The diagonals are labeled as blue because in this view with logarithmic scales, it would not be appropriate to compare and contrast the values of correct detection to the incorrect detections. That type of analysis is meant to be done using the recall/precision as shown above. The matrix is meant to determine what other languages are being detected instead of the true language.
The frequency ranking in the dropdown sorts according to the number of “true” texts for each row.
As stated before, the rows get sorted to English, Spanish, Portuguese, Japanese, Arabic, Indonesian, Turkish, Russian.
Additionally there is the
und for the “true” language that represents messages that haven’t been identified by Twitter.

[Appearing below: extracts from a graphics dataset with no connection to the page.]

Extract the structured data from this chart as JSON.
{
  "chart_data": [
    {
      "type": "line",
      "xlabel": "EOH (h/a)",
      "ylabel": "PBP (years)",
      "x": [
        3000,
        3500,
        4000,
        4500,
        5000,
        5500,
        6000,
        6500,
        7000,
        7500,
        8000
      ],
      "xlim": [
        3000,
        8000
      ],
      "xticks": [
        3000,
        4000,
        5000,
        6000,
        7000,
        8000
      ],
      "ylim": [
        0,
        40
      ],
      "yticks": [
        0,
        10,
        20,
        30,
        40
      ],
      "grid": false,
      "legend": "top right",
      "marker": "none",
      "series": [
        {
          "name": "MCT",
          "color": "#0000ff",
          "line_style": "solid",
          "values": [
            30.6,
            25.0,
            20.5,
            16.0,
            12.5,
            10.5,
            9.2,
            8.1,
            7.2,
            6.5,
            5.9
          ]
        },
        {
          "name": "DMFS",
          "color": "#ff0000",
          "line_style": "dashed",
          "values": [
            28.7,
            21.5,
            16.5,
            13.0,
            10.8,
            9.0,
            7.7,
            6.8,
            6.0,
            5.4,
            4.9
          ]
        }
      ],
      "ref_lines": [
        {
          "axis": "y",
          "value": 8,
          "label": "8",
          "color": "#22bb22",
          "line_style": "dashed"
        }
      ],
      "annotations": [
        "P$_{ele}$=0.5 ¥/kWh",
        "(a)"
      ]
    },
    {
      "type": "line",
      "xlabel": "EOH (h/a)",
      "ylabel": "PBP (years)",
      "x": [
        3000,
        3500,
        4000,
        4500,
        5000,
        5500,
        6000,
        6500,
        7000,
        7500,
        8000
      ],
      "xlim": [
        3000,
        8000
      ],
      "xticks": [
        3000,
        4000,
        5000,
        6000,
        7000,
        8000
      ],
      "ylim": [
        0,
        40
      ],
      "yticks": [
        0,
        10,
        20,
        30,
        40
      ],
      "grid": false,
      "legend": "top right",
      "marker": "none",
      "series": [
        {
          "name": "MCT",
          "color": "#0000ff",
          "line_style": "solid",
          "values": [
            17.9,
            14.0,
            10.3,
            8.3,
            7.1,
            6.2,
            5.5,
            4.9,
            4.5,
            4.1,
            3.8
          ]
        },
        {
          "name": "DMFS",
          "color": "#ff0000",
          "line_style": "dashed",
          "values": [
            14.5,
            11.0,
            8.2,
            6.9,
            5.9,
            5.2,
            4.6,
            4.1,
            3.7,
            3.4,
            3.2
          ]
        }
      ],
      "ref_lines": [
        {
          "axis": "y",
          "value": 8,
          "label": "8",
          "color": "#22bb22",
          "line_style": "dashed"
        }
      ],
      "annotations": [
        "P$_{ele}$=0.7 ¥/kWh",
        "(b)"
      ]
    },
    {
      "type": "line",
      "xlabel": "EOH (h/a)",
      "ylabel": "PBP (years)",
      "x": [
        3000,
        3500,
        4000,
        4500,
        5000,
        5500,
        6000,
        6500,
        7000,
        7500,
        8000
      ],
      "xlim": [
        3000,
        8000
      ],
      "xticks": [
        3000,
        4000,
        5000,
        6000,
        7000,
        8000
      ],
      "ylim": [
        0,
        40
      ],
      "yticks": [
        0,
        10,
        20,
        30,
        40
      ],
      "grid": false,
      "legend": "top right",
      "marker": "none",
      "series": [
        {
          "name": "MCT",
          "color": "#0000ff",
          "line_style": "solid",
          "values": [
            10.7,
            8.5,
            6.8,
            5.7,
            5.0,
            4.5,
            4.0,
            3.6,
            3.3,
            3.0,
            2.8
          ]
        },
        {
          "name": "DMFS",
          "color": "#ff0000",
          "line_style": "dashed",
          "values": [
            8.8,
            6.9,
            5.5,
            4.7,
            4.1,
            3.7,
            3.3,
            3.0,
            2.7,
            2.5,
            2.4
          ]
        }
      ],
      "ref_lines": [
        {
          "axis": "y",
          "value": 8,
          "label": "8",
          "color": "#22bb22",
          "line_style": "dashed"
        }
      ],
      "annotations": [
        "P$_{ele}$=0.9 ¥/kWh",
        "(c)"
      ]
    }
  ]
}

Some interesting false detections points:
- When Arabic messages get detected incorrectly, they are usually tagged: Pashto, Urdu, Farsi
- For Japanese messages, Chinese is the culprit
- For English: French, German, Spanish, Italian, and Chinese(??)
- For Russian: Bulgarian, Serbian, Ukranian
- For Korean: Japanese, Thai
LanguageDetection Confusion Matrix
LangID Confusion Matrix
This study was an overview of a few Java-based Language Detection libraries. Though there is no clear indication of a “better” library, our preference is to use LangID “out of the box”, because it has a reasonable recall score for many languages.
We will delve into other issues such as the true accuracy of Twitter’s language detection in the future. This will help us create a proper Gold-Standard test (and maybe training) set for future studies. This study is meant to reiterate the fact that no machine learning classifier is perfect. It is also a helpful push to anyone interested in this problem and looking to contribute, since the source code to these libraries are on github.com and available for modification.
Twitter is still tagging Messages as
in for Indonesian, and
iw for Hebrew.
This has been reported to Twitter.